• U.S.

The First Big Push

2 minute read
TIME

It was 7 o’clock Saturday night—1a.m. Sunday in Algiers. The newsmen who cover the White House were at ease, having dinner at home, drinking cocktails at the Press Club. The United Press was throwing a party for a departing desk man.

Suddenly the White House switchboard went into action. Out to the scattered newsmen went a warning: stand by at the pressroom for news. Back to the White House, from home and bar and party, the newsmen scurried. They gathered outside Secretary Stephen Early’s office, to whisper, wait and wonder.

They did not have to wait long. At 9 o’clock—3 a.m. on the coast of Africa where history was in the making—the news was out. The U.S. had undertaken a vast offensive aimed to control the Mediterranean (see p. 22), had started a train of events that would go far, and perhaps fast.

Up & down the land came hours of great but sober rejoicing. The news crowded everything else out of the papers; poured forth from the radio; in all the land there was hardly another topic of conversation. The nation’s urge for action and attack was fulfilled; to many an American it seemed that this moment marked the turning point of the war.
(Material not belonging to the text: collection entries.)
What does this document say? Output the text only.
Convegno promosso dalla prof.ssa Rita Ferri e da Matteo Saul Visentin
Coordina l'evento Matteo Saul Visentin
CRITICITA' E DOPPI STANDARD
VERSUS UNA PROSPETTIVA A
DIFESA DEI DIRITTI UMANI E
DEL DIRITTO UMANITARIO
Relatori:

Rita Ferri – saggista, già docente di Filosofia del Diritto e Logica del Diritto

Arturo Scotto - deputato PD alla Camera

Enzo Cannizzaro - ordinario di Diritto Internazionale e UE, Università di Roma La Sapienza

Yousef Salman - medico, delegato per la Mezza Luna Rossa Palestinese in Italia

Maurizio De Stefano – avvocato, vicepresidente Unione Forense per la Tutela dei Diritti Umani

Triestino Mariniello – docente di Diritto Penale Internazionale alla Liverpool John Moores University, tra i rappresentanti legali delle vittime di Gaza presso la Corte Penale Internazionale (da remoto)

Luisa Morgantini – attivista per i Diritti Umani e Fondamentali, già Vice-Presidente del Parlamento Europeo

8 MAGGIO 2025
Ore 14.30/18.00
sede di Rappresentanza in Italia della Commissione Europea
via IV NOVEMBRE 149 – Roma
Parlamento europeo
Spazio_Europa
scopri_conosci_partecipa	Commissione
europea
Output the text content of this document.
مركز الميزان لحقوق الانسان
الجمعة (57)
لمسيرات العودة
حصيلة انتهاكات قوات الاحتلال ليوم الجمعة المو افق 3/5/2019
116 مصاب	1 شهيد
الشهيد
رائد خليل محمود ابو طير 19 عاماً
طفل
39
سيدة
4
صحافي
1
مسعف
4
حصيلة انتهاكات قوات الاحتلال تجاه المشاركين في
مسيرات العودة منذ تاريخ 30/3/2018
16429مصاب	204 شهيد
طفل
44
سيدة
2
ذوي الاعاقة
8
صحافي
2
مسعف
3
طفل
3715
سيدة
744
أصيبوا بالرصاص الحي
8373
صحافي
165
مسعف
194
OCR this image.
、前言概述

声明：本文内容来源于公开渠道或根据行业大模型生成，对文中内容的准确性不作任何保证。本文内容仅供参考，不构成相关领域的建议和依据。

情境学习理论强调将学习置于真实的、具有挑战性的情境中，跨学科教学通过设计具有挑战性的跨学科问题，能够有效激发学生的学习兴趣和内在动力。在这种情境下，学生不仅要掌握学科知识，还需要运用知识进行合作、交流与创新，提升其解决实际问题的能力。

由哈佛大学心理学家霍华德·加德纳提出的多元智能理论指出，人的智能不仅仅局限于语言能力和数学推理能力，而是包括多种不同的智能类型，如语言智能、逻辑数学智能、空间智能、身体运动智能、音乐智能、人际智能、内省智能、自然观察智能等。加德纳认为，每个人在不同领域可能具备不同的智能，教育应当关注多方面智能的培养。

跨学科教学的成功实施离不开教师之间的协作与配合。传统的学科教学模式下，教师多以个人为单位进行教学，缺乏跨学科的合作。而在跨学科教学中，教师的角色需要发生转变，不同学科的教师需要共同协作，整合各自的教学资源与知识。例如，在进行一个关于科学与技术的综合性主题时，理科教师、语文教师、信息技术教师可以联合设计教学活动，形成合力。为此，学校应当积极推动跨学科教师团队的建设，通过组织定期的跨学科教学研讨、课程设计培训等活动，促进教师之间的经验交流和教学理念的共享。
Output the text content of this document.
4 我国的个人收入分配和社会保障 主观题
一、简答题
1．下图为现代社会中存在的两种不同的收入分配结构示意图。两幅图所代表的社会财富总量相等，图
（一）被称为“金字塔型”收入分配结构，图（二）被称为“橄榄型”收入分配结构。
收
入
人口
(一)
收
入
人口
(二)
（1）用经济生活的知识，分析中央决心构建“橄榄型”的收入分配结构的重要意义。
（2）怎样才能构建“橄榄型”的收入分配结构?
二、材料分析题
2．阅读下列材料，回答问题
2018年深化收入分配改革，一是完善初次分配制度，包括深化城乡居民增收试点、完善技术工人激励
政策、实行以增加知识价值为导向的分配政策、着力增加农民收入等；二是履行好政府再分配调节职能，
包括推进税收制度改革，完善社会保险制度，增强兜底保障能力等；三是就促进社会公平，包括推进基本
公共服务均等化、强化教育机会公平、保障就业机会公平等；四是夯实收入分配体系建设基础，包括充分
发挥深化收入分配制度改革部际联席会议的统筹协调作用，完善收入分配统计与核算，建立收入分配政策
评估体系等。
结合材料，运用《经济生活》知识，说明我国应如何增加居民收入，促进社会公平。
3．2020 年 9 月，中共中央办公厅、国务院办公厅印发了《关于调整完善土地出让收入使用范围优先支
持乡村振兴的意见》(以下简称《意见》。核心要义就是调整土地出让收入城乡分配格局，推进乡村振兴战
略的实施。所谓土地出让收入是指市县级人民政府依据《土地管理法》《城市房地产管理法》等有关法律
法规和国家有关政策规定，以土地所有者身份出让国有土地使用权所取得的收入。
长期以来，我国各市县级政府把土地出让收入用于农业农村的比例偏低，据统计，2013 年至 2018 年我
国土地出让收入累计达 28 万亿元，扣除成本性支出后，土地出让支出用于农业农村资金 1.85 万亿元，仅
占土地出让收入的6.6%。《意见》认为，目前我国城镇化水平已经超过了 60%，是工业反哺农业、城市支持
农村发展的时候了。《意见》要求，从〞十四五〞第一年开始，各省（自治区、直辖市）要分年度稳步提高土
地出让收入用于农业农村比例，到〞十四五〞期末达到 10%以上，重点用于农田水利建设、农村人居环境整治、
Over the White House hung the confident calm that comes of effective planning. This was no hectic, fevered day of Pearl Harbor: this time the surprises and the initiative were in American hands. The plans had been made long in advance. The troops had been ready, and the ships. Even as the action began, Franklin Roosevelt’s voice went by short-wave transcription to the people of France and French Africa. In slow, schoolboy French (starting with the inevitable Mes Amis) he said: “We come among you to repulse the cruel invaders. . . . Have faith in our words. . . . Help us where you are able. . . . Vive la France éternelle!”

News bulletins poured into the White House; the High Command came again & again to confer. There was no improvising: the rush of events was merely checked off against a timetable which the United Nations had drawn—and could enforce.